A three-year-old boy has been treated after doctors discovered a tapeworm growing inside him that is considered to be never before found in humans in Australia.
Murdoch University parasitologists, who identified the species of the worm, confirmed on Thursday that the boy, from Eyre Peninsula near Port Lincoln in South Australia, was infected with a Pacific Broad Tapeworm last year after regularly eating raw fish caught by his father.
The Centers for Disease Control and Prevention said that the boy was taken to a medical clinic by his parents on July 29, 2015, after having a poor appetite and diarrhoea for one month.
His parents said they also noticed tapeworm organisms in his faeces. They said that the boy has never traveled overseas, but had often eaten the spoils of his father’s fishing trips, including southern bluefin tuna, spotted sillago and southern goatfish.
He was treated last year and has made a full recovery.
Professor of Parasitology Andrew Thompson said on the university’s website that the pathogenic tapeworm, which can grow up to 12 metres, is most commonly found in fish-eating mammals, like bears and seals in the northern hemisphere, but not people in Australia, although more cases can be expected.
“While symptoms are generally mild, and were not significant for this patient, our findings and reports from the last 90 years suggest these tapeworms are endemic in fish-eating mammals found off the Australian coast, and more human cases can be expected.
“People who eat fresh, raw marine fish are most at risk,” he said.

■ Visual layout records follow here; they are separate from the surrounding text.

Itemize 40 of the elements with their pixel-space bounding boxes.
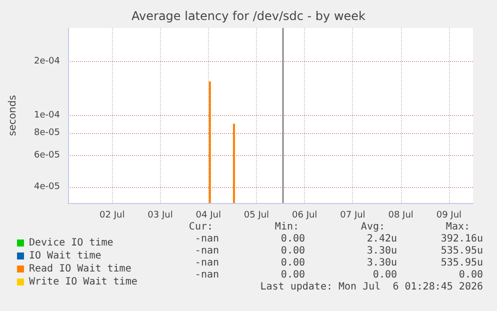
- legend-label: Device IO time: [29, 238, 114, 248]
- text: Avg:: [360, 222, 386, 232]
- text: 535.95u: [440, 258, 484, 268]
- chart-title: Average latency for /dev/sdc - by week: [132, 9, 366, 23]
- text: Min:: [274, 222, 300, 232]
- text: -nan: [194, 234, 220, 244]
- x-tick-label: 09 Jul: [436, 210, 462, 220]
- y-tick-label: 8e-05: [34, 128, 60, 138]
- text: -nan: [194, 246, 220, 256]
- text: Last update: Mon Jul 6 01:28:45 2026: [260, 282, 484, 292]
- text: 0.00: [458, 270, 484, 280]
- text: 535.95u: [440, 246, 484, 256]
- y-tick-label: 1e-04: [34, 110, 60, 121]
- legend-label: IO Wait time: [29, 250, 102, 262]
- text: 0.00: [280, 258, 306, 268]
- text: -nan: [194, 258, 220, 268]
- y-tick-label: 4e-05: [34, 182, 60, 192]
- text: 0.00: [280, 234, 306, 244]
- x-tick-label: 05 Jul: [244, 210, 270, 220]
- text: 0.00: [372, 270, 398, 280]
- x-tick-label: 03 Jul: [148, 210, 173, 220]
- text: 0.00: [280, 270, 306, 280]
- y-tick-label: 6e-05: [34, 150, 60, 160]
- x-tick-label: 06 Jul: [292, 210, 318, 220]
- text: 0.00: [280, 246, 306, 256]
- legend-label: Write IO Wait time: [29, 276, 138, 288]
- text: 3.30u: [366, 258, 398, 268]
- legend-label: Read IO Wait time: [29, 264, 132, 274]
- x-tick-label: 07 Jul: [340, 210, 366, 220]
- text: 2.42u: [366, 234, 398, 244]
- x-tick-label: 02 Jul: [100, 210, 125, 220]
- x-tick-label: 08 Jul: [388, 210, 414, 220]
- text: Max:: [446, 222, 470, 232]
- text: Cur:: [188, 222, 214, 232]
- text: 3.30u: [366, 246, 398, 256]
- text: 392.16u: [440, 234, 484, 244]
- y-tick-label: 2e-04: [34, 56, 60, 67]
- text: -nan: [194, 270, 220, 280]
- y-axis-title: seconds: [8, 95, 18, 136]
- x-tick-label: 04 Jul: [196, 210, 221, 220]
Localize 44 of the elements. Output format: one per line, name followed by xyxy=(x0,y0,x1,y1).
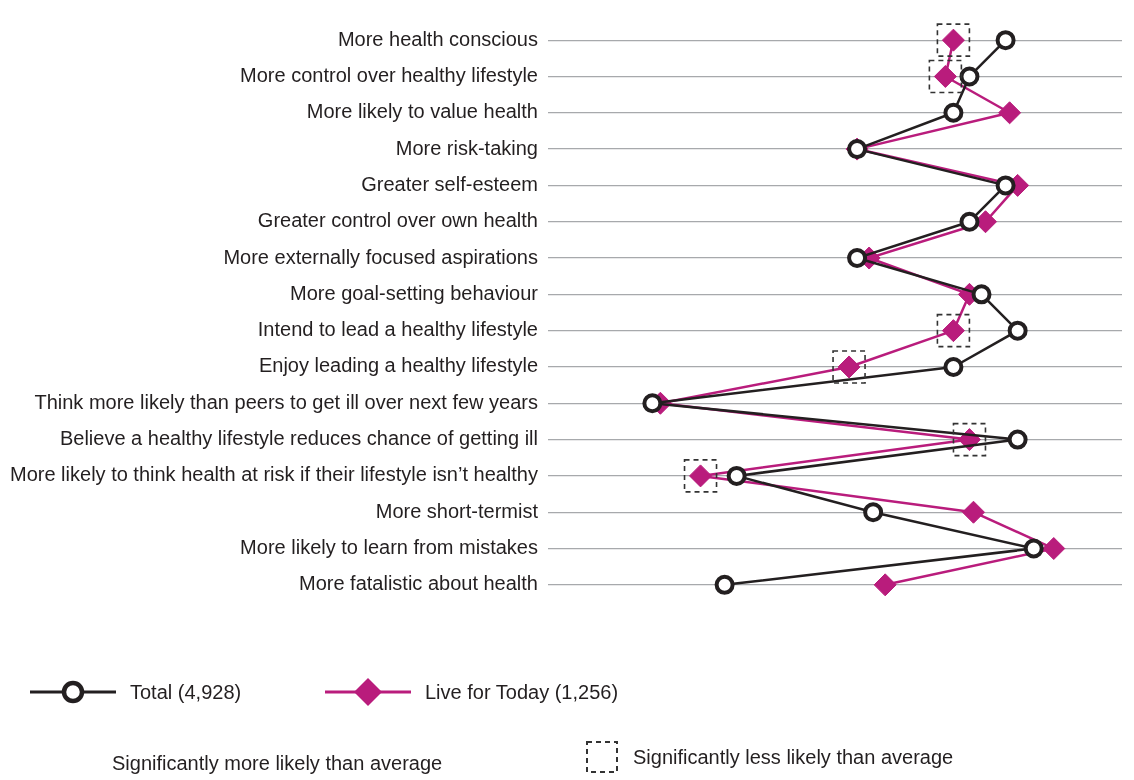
point xyxy=(995,30,1016,51)
legend-label: Total (4,928) xyxy=(130,680,242,704)
point xyxy=(1023,538,1044,559)
y-tick-label: More likely to value health xyxy=(306,100,538,123)
point xyxy=(959,211,980,232)
point xyxy=(642,393,663,414)
y-tick-label: More control over healthy lifestyle xyxy=(240,63,538,86)
y-tick-label: More likely to learn from mistakes xyxy=(240,536,538,559)
y-tick-label: Greater control over own health xyxy=(257,209,538,232)
y-tick-label: Greater self-esteem xyxy=(361,172,538,195)
point xyxy=(683,459,718,493)
point xyxy=(998,101,1022,125)
y-tick-label: More fatalistic about health xyxy=(298,572,538,595)
point xyxy=(847,248,868,269)
legend-label: Live for Today (1,256) xyxy=(425,680,619,704)
point xyxy=(995,175,1016,196)
point xyxy=(726,465,747,486)
point xyxy=(952,422,987,457)
point xyxy=(1042,537,1066,561)
text: Significantly more likely than average xyxy=(112,752,443,775)
y-tick-label: More short-termist xyxy=(375,499,539,522)
y-tick-label: More externally focused aspirations xyxy=(223,245,538,268)
point xyxy=(1007,320,1028,341)
y-tick-label: Believe a healthy lifestyle reduces chance of getting ill xyxy=(59,427,538,450)
y-tick-label: More goal-setting behaviour xyxy=(290,281,539,304)
y-tick-label: More likely to think health at risk if their lifestyle isn’t healthy xyxy=(10,463,538,486)
y-tick-label: More health conscious xyxy=(337,27,538,50)
legend-label: Significantly less likely than average xyxy=(633,745,954,769)
y-tick-label: Enjoy leading a healthy lifestyle xyxy=(258,354,538,377)
point xyxy=(1007,429,1028,450)
point xyxy=(863,502,884,523)
y-tick-label: Think more likely than peers to get ill over next few years xyxy=(34,390,538,413)
point xyxy=(873,573,897,597)
point xyxy=(961,500,985,524)
point xyxy=(943,356,964,377)
point xyxy=(928,59,963,94)
point xyxy=(936,313,971,348)
point xyxy=(936,23,971,57)
y-tick-label: More risk-taking xyxy=(395,136,538,159)
point xyxy=(971,284,992,305)
point xyxy=(714,574,735,595)
point xyxy=(959,66,980,87)
point xyxy=(943,102,964,123)
y-tick-label: Intend to lead a healthy lifestyle xyxy=(257,318,538,341)
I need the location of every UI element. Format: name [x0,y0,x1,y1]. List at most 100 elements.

The US national Library of Medicine National Institutes of Health said that it is possible to be infected with the tapeworm by eating sushi and sashimi, suggesting that marketers should consider “affixing labels to the packaging, assuring consumers that proper preparations have been completed to minimize risks of fish tapeworm”, or diphyllobothriasis — the disease associated with Pacific Broad Tapeworms.
Diphyllobothriasis can cause diarrhoea, vomiting and B-12 anaemia because the tapeworm consumes about 80 percent of a person’s B-12 intake.
Mr Thompson said climate change could be responsible for the tapeworm’s presence in Australia. “It is possible that temperate water currents off southern Australia are changing thus affecting the distribution of the fish hosts of the parasite,” he said.